Sebagai sebuah negara demokratis, Indonesia sudah memasuki babak baru. Pemilu Presiden tahun 2019, seperti seperti Pemilu Presiden sebelumnya, diawali dengan debat pasangan calon presiden dan calon wakil presiden. Tujuan debat adalah untuk mengekspresikan gagasan atau pemikiran calon presiden dan calon wakil presiden kalau nantinya mereka terpilih untuk memimpin Indonesia selama lima tahun mendatang. Disamping itu, melalui debat tersebut, capres dan cawapres ingin meyakinkan seluruh rakyat bahwa pasangannyalah yang paling baik untuk memimpin Indonesia. Adu gagasan dan argumentasi dalam debat pasangan calon (paslon) presiden dan wakil presiden tidak terelakkan lagi. Masing-masing pasangan ingin menunjukkan kepada seluruh rakyat bahwa merekalah yang terbaik.
Mencermati debat pertama, kedua pasangan tidak selalu bisa mengontrol apa yang mereka ucapkan selama debat. Keinginan untuk menunjukkan bahwa mereka adalah yang terbaik dan merupakan pilihan yang tepat bagi rakyat bisa berisiko. Kalau tidak hati-hati, masing-masing paslon, terutama calon presiden, bisa menggunakan bahasa yang berlebihan dan emosional yang berkonotasi negatif. Sekalipun paslon presiden dan wakil presiden sudah mempersiapkan diri dengan baik dan boleh jadi dilatih oleh para pakar dalam bidang hukum, HAM, ekonomi, sosial budaya dan segala topik yang menyangkut kehidupan rakyat banyak, seringkali paslon belum bisa menjelaskan dengan baik poin-poin penting kebijakan yang mereka usulkan dan mengontrol apa yang mereka ucapkan saat debat.

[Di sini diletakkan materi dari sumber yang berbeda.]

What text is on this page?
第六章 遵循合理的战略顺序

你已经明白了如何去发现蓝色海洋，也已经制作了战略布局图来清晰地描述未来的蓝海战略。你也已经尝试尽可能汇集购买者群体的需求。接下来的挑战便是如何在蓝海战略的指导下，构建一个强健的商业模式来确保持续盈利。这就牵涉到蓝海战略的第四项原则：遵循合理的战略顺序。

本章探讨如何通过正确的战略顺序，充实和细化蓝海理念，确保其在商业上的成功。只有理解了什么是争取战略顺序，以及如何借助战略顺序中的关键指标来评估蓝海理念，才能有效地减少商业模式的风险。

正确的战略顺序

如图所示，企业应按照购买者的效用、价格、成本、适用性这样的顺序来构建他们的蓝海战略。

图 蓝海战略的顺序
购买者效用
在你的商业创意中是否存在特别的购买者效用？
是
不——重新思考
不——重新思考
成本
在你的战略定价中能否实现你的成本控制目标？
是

Keinginan yang kuat untuk menunjukkan bahwa mereka adalah yang terbaik justru bisa menjadi pemicu untuk menggunakan bahasa yang berlebihan dan memicu emosi.
Fungsi Bahasa
Fungsi bahasa dalam politik salah satunya adalah untuk persuasi, baik persuasi melalui logika maupun persuasi melalui emosi. Persuasi melalui logika tujuannya untuk mengubah atau meyakinkan pendapat secara logis sedangkan persuasi melalui emosi tentu saja tujuannya untuk mendapatkan simpati dan empati para pemirsa (Partington & Taylor, 2018). Dengan demikian, pemilihan kata merupakan hal yang penting diperhatikan dalam debat paslon presiden dan wakil presiden karena bahasa mampu mempengaruhi kesan pemirsa. Para paslonberusaha sekuat mungkin untuk menarik simpati dan meyakinkan pemirsa bahwa apa yang mereka katakan itu penting. Namun demikian, hal ini bisa menjadi bumerang jika mereka tidak hati-hati atau malah terpancing paslon lainnya.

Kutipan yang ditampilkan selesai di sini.